Nessa pequena seleção, ainda temos o ensaio “Jaider Esbell Makunaimâ manifesto e a cosmopolítica da arte indígena contemporânea”, de Marília Librandi. No fundo, um testemunho afetivo da autora que expõe a trajetória, as ideias e as preocupações de Jaider Esbell (1979-2021), artista e escritor macuxi que desde 2013, quando organizou o I Encontro de Todos os Povos, assumiu um papel fulcral no movimento de consolidação da arte indígena contemporânea no contexto brasileiro, atuando de forma múltipla e interdisciplinar. Esbell combinou as funções de artista, curador, escritor e educador. O ensaio foi concebido sob a comoção de sua morte e revela, sobretudo, a força da arte indígena contemporânea.

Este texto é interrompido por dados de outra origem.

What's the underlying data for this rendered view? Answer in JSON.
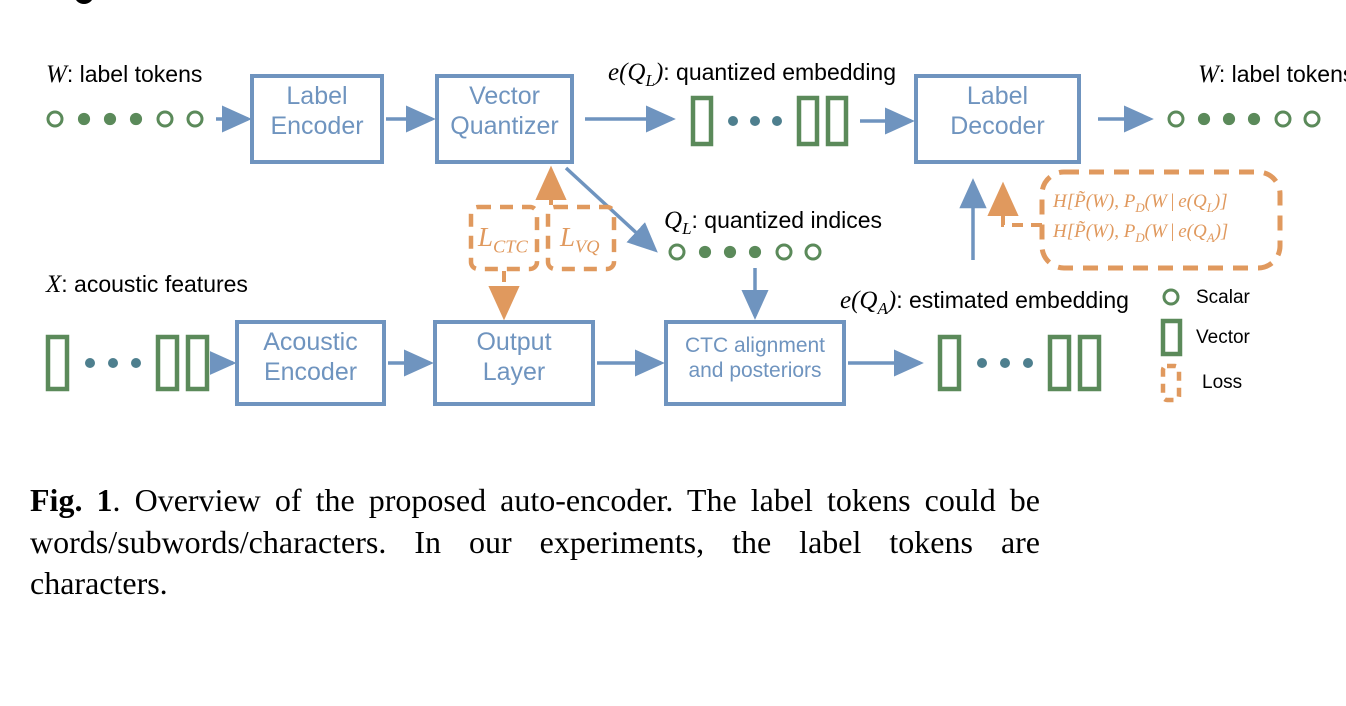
{
  "figure": {
    "caption_label": "Fig. 1",
    "caption_text": ". Overview of the proposed auto-encoder. The label tokens could be words/subwords/characters. In our experiments, the label tokens are characters."
  },
  "blocks": [
    {
      "id": "label-encoder",
      "line1": "Label",
      "line2": "Encoder"
    },
    {
      "id": "vector-quantizer",
      "line1": "Vector",
      "line2": "Quantizer"
    },
    {
      "id": "label-decoder",
      "line1": "Label",
      "line2": "Decoder"
    },
    {
      "id": "acoustic-encoder",
      "line1": "Acoustic",
      "line2": "Encoder"
    },
    {
      "id": "output-layer",
      "line1": "Output",
      "line2": "Layer"
    },
    {
      "id": "ctc-alignment",
      "line1": "CTC alignment",
      "line2": "and posteriors"
    }
  ],
  "annotations": {
    "w_label_tokens_in": {
      "sym": "W",
      "text": ": label tokens"
    },
    "w_label_tokens_out": {
      "sym": "W",
      "text": ": label tokens"
    },
    "eql_quantized_embedding": {
      "sym": "e(Q",
      "sub": "L",
      "tail": ")",
      "text": ": quantized embedding"
    },
    "ql_quantized_indices": {
      "sym": "Q",
      "sub": "L",
      "text": ": quantized indices"
    },
    "x_acoustic_features": {
      "sym": "X",
      "text": ": acoustic features"
    },
    "eqa_estimated_embedding": {
      "sym": "e(Q",
      "sub": "A",
      "tail": ")",
      "text": ": estimated embedding"
    }
  },
  "losses": {
    "ctc": {
      "sym": "L",
      "sub": "CTC"
    },
    "vq": {
      "sym": "L",
      "sub": "VQ"
    },
    "decoder_line1": "H[P̃(W), P_D(W | e(Q_L)]",
    "decoder_line2": "H[P̃(W), P_D(W | e(Q_A)]"
  },
  "legend": [
    {
      "id": "scalar",
      "label": "Scalar",
      "glyph": "circle-outline-icon"
    },
    {
      "id": "vector",
      "label": "Vector",
      "glyph": "rectangle-outline-icon"
    },
    {
      "id": "loss",
      "label": "Loss",
      "glyph": "dashed-rectangle-icon"
    }
  ],
  "colors": {
    "blue": "#6f94bf",
    "green": "#5b8a5a",
    "orange": "#e0995e",
    "dot_blue_green": "#4e7f8e",
    "black": "#000000"
  },
  "token_rows": {
    "input_tokens": [
      "hollow",
      "filled",
      "filled",
      "filled",
      "hollow",
      "hollow"
    ],
    "output_tokens": [
      "hollow",
      "filled",
      "filled",
      "filled",
      "hollow",
      "hollow"
    ],
    "quantized_indices": [
      "hollow",
      "filled",
      "filled",
      "filled",
      "hollow",
      "hollow"
    ]
  },
  "vector_rows": {
    "pattern": [
      "vector",
      "dot",
      "dot",
      "dot",
      "vector",
      "vector"
    ]
  }
}
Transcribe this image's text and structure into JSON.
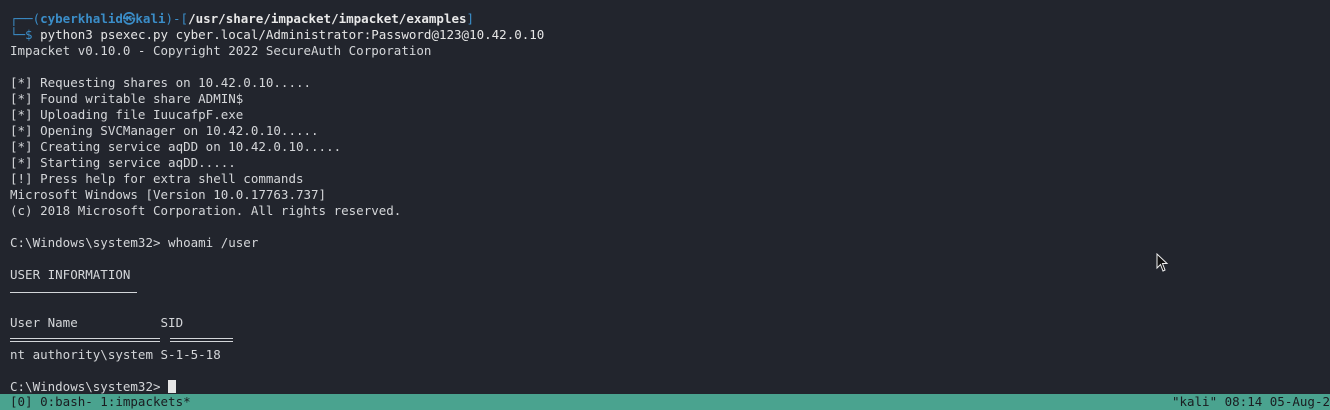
{
  "prompt": {
    "deco_top": "┌──(",
    "user_host": "cyberkhalid㉿kali",
    "mid": ")-[",
    "path": "/usr/share/impacket/impacket/examples",
    "close": "]",
    "deco_bottom": "└─$ ",
    "command": "python3 psexec.py cyber.local/Administrator:Password@123@10.42.0.10"
  },
  "output": {
    "banner": "Impacket v0.10.0 - Copyright 2022 SecureAuth Corporation",
    "lines": [
      "[*] Requesting shares on 10.42.0.10.....",
      "[*] Found writable share ADMIN$",
      "[*] Uploading file IuucafpF.exe",
      "[*] Opening SVCManager on 10.42.0.10.....",
      "[*] Creating service aqDD on 10.42.0.10.....",
      "[*] Starting service aqDD.....",
      "[!] Press help for extra shell commands",
      "Microsoft Windows [Version 10.0.17763.737]",
      "(c) 2018 Microsoft Corporation. All rights reserved."
    ],
    "cmd_prompt_1": "C:\\Windows\\system32> whoami /user",
    "user_info_heading": "USER INFORMATION",
    "table_header": "User Name           SID",
    "table_row": "nt authority\\system S-1-5-18",
    "cmd_prompt_2": "C:\\Windows\\system32> "
  },
  "status_bar": {
    "left": "[0] 0:bash- 1:impackets*",
    "right": "\"kali\" 08:14 05-Aug-2"
  },
  "colors": {
    "background": "#22252d",
    "prompt_blue": "#3b8ec9",
    "status_bar": "#4aa38f"
  },
  "icons": {
    "mouse_pointer": "i-beam-cursor-icon"
  }
}
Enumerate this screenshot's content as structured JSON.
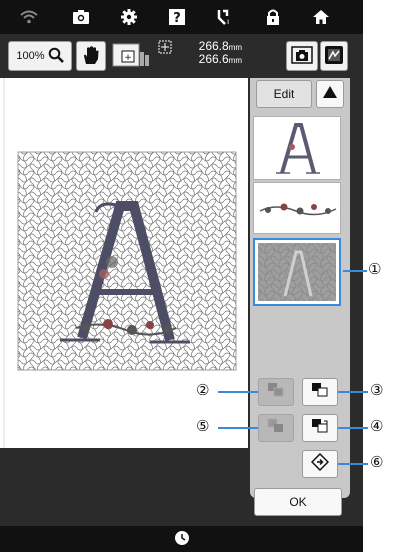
{
  "toolbar": {
    "zoom_label": "100%",
    "size_width": "266.8",
    "size_height": "266.6",
    "size_unit": "mm"
  },
  "panel": {
    "edit_label": "Edit",
    "ok_label": "OK"
  },
  "callouts": {
    "c1": "①",
    "c2": "②",
    "c3": "③",
    "c4": "④",
    "c5": "⑤",
    "c6": "⑥"
  },
  "colors": {
    "accent": "#3a8ad8",
    "bar": "#111111",
    "panel": "#c8c8c8"
  }
}
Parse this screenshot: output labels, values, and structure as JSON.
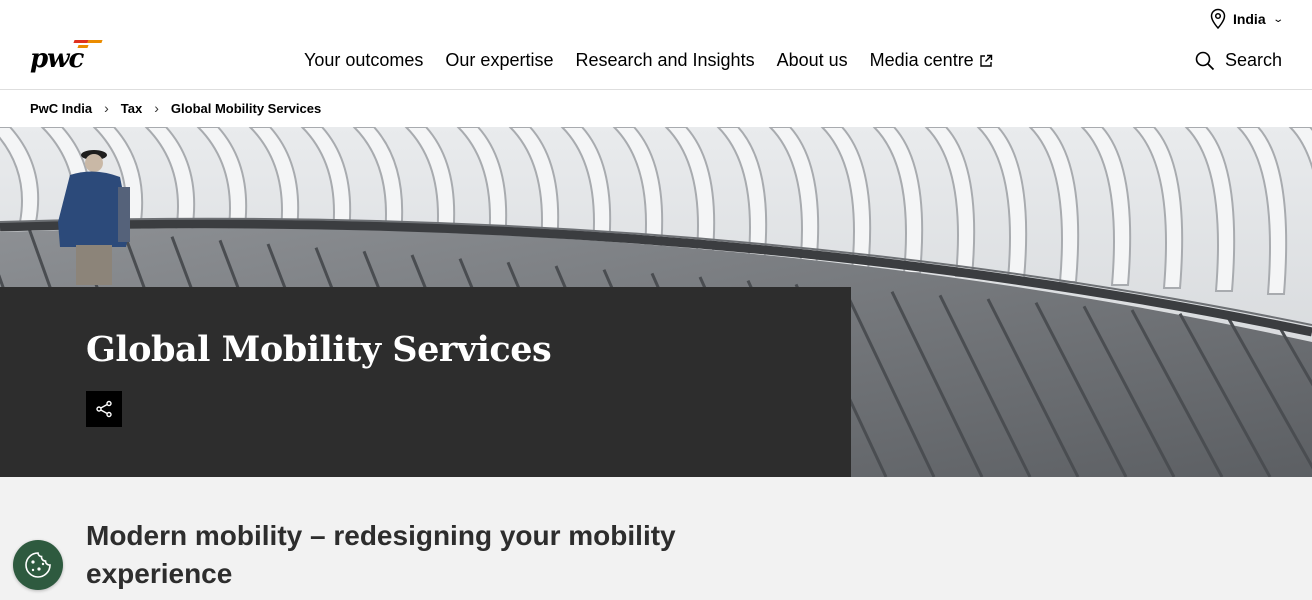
{
  "header": {
    "logo_text": "pwc",
    "region": "India",
    "nav": [
      {
        "label": "Your outcomes"
      },
      {
        "label": "Our expertise"
      },
      {
        "label": "Research and Insights"
      },
      {
        "label": "About us"
      },
      {
        "label": "Media centre",
        "external": true
      }
    ],
    "search_label": "Search"
  },
  "breadcrumb": [
    "PwC India",
    "Tax",
    "Global Mobility Services"
  ],
  "hero": {
    "title": "Global Mobility Services",
    "share_icon": "share-icon"
  },
  "intro": {
    "heading": "Modern mobility – redesigning your mobility experience"
  },
  "colors": {
    "brand_orange": "#e0301e",
    "brand_amber": "#eb8c00",
    "hero_panel": "#2d2d2d",
    "section_bg": "#f2f2f2",
    "cookie_green": "#2e5a3f"
  }
}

Por fim, minha leitura dirigida aos ensaios que tratam sobre o debate entre representação versus autoria, sobre as pautas femininas, feministas, negras, indígenas e de diversidade de gênero e sexual assinala as revisões sobre a Semana de Arte Moderna de 1922 e como esse evento-mito, a cada nova mirada, traz novas “anotações de cabotagem” – construindo e reconstruindo a escrita sobre a história da arte brasileira.